In your article only English models are cited:
Could you please advise me as my task involves Greek?
In your article only English models are cited:
Could you please advise me as my task involves Greek?
These are the models we prepackaged as spaCy model packages – but you can use any other models, assuming they're loadable via the transformers
package. Check out the spacy-transformers
documentation: https://github.com/explosion/spacy-transformers#setting-up-the-pipeline
In general, Prodigy does not really care what model you use and how you set up your stream – you can always write custom recipe to load your model during annotation. It just needs to be loadable in Python.
Thank you. I run the code I found at the link you provided:
from spacy_transformers import TransformersLanguage, TransformersWordPiecer, TransformersTok2Vec
name = "bert-base-multilingual-cased"
nlp = TransformersLanguage(trf_name=name, meta={"lang": "multi"})
nlp.add_pipe(nlp.create_pipe("sentencizer"))
nlp.add_pipe(TransformersWordPiecer.from_pretrained(nlp.vocab, name))

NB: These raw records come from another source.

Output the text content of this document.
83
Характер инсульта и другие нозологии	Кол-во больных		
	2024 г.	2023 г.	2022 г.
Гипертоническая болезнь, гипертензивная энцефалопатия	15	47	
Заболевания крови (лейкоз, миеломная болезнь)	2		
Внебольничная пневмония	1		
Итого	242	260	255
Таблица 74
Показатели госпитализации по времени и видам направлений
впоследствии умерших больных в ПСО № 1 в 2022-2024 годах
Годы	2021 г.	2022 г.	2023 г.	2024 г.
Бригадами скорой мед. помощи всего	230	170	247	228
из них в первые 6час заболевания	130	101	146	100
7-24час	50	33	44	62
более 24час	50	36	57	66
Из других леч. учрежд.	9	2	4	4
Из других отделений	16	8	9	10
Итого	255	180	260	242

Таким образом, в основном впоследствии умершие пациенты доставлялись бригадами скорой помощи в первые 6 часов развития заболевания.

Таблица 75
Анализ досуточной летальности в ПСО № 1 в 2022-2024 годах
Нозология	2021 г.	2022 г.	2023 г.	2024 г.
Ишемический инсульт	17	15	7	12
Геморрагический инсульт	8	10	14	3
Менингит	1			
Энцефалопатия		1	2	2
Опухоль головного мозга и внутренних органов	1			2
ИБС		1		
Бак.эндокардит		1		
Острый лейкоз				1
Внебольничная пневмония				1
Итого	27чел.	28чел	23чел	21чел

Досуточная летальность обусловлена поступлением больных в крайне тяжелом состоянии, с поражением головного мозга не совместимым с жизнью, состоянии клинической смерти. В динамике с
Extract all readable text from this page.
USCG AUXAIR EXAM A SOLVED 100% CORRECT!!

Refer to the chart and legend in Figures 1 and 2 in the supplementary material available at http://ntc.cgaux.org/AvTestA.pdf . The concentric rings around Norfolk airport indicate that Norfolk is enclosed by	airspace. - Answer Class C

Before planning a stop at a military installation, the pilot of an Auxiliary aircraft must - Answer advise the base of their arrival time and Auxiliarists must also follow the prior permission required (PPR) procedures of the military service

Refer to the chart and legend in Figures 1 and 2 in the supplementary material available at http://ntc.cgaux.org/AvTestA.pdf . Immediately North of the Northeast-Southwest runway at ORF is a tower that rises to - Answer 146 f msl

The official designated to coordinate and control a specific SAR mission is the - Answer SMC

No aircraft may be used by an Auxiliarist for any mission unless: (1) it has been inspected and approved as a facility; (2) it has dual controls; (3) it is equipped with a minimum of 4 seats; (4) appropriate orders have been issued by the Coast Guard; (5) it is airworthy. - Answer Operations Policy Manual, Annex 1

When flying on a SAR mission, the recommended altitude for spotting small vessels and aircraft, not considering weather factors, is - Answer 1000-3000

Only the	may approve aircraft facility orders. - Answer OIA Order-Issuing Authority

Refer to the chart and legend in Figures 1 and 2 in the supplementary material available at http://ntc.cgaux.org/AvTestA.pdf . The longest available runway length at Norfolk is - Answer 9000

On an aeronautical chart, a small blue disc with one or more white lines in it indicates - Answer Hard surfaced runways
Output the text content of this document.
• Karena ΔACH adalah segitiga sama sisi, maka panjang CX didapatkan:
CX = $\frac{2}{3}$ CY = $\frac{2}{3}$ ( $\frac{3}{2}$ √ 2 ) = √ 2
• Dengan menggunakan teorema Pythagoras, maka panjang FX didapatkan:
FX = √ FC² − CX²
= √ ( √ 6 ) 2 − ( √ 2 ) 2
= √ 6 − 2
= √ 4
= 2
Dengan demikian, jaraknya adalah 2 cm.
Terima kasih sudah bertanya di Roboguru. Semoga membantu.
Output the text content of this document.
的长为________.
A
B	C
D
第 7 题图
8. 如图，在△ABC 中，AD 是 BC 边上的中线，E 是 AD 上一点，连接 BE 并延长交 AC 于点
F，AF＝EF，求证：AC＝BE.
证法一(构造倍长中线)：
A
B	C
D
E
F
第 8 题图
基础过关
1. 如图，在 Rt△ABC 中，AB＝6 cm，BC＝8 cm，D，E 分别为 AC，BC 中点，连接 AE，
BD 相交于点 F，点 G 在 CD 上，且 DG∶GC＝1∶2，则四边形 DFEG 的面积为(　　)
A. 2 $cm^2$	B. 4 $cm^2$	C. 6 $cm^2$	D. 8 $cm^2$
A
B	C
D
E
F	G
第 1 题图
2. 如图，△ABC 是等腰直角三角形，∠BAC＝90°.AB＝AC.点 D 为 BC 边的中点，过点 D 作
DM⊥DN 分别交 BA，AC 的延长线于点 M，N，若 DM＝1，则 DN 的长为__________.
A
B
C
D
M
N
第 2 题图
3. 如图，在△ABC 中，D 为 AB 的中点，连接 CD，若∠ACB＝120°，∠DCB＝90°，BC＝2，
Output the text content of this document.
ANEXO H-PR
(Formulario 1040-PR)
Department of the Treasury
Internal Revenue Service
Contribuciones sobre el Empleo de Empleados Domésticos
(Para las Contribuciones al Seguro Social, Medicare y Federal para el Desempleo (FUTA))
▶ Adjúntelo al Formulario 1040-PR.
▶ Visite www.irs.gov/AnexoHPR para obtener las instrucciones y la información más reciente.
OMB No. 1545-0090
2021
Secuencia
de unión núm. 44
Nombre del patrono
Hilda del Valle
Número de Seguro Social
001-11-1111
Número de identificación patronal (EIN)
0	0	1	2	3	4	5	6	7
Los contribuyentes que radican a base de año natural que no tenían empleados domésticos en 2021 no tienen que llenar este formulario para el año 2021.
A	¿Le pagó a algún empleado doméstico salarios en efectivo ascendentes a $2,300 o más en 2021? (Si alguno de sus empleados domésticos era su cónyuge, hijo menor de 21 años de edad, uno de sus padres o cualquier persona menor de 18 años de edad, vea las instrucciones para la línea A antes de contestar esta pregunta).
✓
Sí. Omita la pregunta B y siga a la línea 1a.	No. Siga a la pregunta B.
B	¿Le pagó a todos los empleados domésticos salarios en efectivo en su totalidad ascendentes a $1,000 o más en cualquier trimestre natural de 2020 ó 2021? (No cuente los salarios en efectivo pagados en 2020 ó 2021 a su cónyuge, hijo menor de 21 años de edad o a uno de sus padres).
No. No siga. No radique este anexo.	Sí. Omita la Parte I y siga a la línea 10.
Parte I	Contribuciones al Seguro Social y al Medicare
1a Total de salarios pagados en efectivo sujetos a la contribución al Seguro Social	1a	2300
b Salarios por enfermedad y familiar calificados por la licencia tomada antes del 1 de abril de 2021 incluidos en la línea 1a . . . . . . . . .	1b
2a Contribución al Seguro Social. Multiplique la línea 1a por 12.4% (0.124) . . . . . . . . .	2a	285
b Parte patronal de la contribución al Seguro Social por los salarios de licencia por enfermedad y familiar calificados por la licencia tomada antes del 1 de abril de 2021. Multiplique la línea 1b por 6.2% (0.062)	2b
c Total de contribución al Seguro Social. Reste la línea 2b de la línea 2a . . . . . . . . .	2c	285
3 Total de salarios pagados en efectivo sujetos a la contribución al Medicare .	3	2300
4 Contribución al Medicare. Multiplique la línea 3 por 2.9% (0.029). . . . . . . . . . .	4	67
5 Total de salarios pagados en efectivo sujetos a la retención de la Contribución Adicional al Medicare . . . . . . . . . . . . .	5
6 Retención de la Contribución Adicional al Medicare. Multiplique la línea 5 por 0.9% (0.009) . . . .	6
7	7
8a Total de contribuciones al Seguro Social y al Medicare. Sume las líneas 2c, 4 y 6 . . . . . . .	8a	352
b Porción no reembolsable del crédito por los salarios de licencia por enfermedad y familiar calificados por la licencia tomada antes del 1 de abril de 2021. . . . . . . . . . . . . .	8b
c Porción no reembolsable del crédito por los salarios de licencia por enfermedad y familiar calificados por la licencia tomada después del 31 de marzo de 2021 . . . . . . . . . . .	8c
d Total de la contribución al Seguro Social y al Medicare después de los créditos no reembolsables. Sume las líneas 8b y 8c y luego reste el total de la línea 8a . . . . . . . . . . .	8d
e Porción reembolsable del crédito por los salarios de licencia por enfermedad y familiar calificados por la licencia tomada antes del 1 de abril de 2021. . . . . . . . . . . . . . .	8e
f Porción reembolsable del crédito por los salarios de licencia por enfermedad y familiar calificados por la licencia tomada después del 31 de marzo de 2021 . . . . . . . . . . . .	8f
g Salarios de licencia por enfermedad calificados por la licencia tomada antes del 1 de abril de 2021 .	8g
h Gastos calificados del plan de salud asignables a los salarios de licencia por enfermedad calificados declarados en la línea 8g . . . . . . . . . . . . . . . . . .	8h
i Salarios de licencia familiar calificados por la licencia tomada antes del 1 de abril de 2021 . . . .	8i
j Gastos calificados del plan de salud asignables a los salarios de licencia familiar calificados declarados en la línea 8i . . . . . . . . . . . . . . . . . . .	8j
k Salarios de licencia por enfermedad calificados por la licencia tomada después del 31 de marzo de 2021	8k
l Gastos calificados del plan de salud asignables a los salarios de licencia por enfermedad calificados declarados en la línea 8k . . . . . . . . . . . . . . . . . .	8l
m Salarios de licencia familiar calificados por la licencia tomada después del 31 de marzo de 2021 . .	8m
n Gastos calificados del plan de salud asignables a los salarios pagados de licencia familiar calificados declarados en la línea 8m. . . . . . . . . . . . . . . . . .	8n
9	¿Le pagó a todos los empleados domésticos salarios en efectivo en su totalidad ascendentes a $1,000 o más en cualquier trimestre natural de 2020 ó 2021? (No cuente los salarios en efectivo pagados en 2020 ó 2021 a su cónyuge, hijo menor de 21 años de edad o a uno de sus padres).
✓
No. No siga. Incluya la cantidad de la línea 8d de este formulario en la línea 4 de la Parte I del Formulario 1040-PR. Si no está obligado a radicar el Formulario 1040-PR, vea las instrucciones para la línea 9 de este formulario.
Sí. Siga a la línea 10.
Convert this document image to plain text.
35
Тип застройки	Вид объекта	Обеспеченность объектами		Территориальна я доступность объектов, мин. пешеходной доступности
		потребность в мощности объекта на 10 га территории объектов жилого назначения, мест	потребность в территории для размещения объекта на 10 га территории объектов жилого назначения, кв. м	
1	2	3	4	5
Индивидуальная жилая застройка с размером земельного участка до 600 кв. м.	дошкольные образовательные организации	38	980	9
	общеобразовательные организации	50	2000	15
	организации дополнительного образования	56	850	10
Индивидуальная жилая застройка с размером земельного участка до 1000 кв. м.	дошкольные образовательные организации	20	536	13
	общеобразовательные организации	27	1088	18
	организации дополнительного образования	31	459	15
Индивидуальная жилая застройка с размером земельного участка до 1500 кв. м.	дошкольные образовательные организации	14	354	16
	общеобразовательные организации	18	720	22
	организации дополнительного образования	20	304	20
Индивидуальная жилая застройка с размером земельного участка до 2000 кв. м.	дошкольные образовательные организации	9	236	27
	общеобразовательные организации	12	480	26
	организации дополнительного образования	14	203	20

nlp.add_pipe(TransformersTok2Vec.from_pretrained(nlp.vocab, name))
print(nlp.pipe_names) # ['sentencizer', 'trf_wordpiecer', 'trf_tok2vec']
When I passed a Greek sentence to the model I got a doc with tokens that had vectors but they did not have the lexicographic attributes to be found in Spacy, like pos_ and tag_.
In contrast and as expected the spacy_stanza offers a solution that provides me with these attributes as shown below:
import stanza
from spacy_stanza import StanzaLanguage
snlp = stanza.Pipeline(lang = 'el')
nlp_el = StanzaLanguage(snlp)
doc1 = nlp_el('Αύριο είναι Πέμπτη στην Ελλάδα.')
for token in doc1:
print(f'{token.text}, {token.pos_}, {token.tag_}')
Αύριο, ADV, ADV
είναι, AUX, AUX
Πέμπτη, PROPN, PROPN
σ, ADP, AsPpSp
την, DET, AtDf
Ελλάδα, PROPN, PROPN
., PUNCT, PUNCT
Going forward, I must do the following:
Train in an unsupervised manner both models with voluminous Greek text that has a special language and usage
Find a way --if this is practical-- to complement the Bert model imported through spacy_transformers
with the lexicographic attributes that Spacy offers
Train both models to recognize the Entities that are of interest to my application.
Finally, compare their performance on my Task
Could you point me to code/tutorials/articles that will help me with tasks (1), (2), and (3) above? Thank you.
Yes, it's expected that there are no POS tags or other linguistic attributes, because you're creating a new model from scratch using only the multilingual BERT representations. The model has no trained components, so it's not going to predict anything. BERT weights don't magically predict something – you can just use them to train new models with better representations (compared to just basic word vectors). But you still need to train a model on your data.
spacy-stanza
on the other hand wraps pretrained Stanza models that include a trained part-of-speech tagger. So you'll get a Doc
object with the annotations predicted by the model.
I'd suggest starting out a bit simpler and plan out your model components and the data you need and create them. You can always experiment with different representations later and try out different strategies for making your model more accurate on your data later on.